To upgrade from the ICD-9 coding set to the ICD-10 set will cost a small practice $83,290, according to a recent report from Nachimson Advisors, a health information consulting firm.


The report defined a small practice as three physicians and two administrative assistants. For an average medium practice (10 physicians and midlevels, a coder and six administrative staff), the ICD-10 upgrade will cost $285,195. For an average large practice (100 physicians and midlevels, 10 full-time coders and 54 medical-records staff), it will cost $2.7 million, estimates Nachimson Advisors.


The Department of Health and Human Services (HHS) plans to adopt the International Classification of Diseases Tenth Revision (ICD-10) by October 2011. The ICD-10 code set will contain more than 155,000 codes vs. the 17,000 codes of the current ICD-9 set, which is expected to start running out of available codes next year.


Every physician will need training on documentation, and the cost will be up to 10 times more than the $600 per physician that HHS has assumed, says a statement from the American Academy of Professional Coders.
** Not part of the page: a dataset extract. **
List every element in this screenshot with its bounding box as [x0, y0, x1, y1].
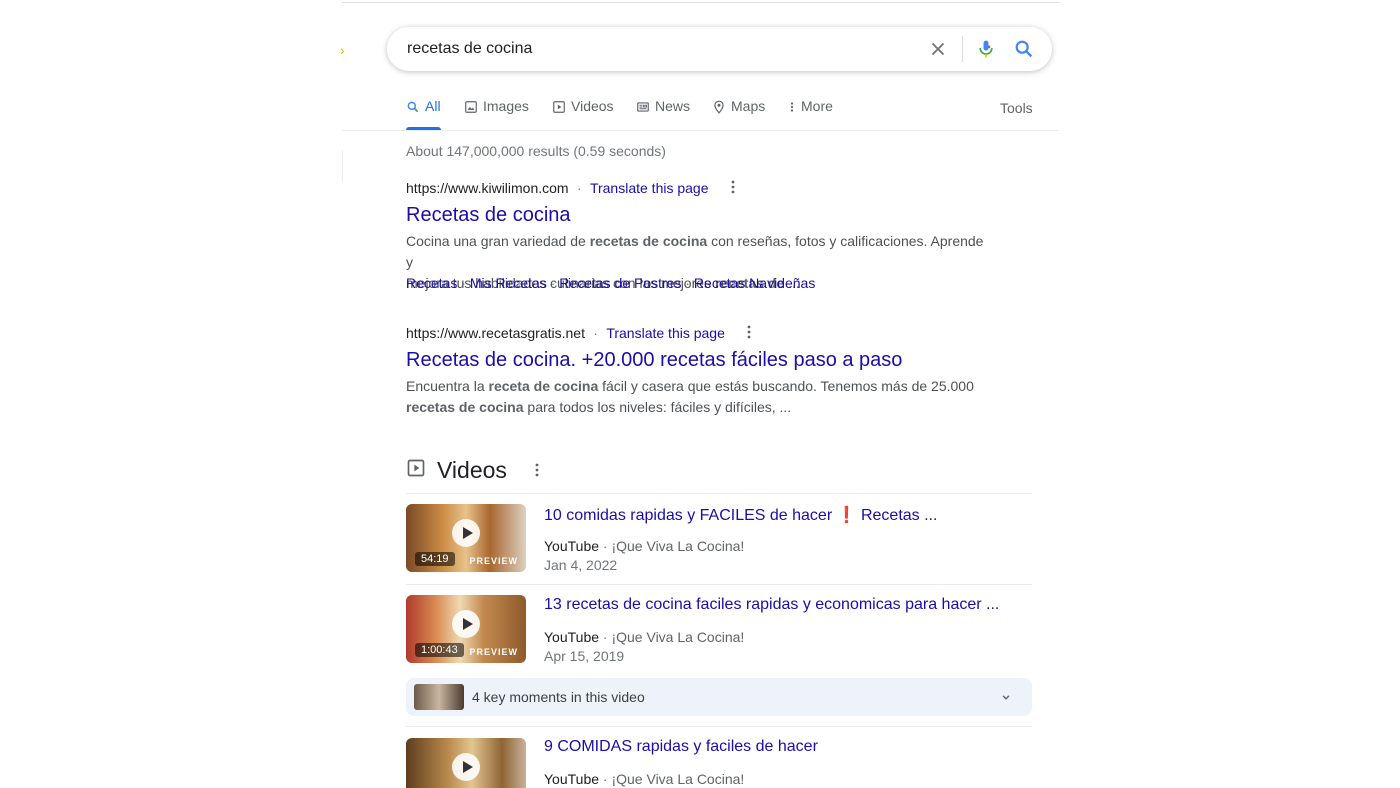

The implementation of the ICD-10 system in the United States will be the most significant, costly event that we will experience, says John Rumpakis, O.D., M.B.A., Clinical Coding Editor of Reviews Coding Abstract column.

While the long-term prospects may be attractive, the short-term price will be high both in real dollars spent in software and hardware upgrades, staff training and other resources, as well as intangibles such as increasing accounts receivables while claims get processed, patient and staff frustration with claim denials and rejections, and transitioning practices to the new standard, Dr. Rumpakis says.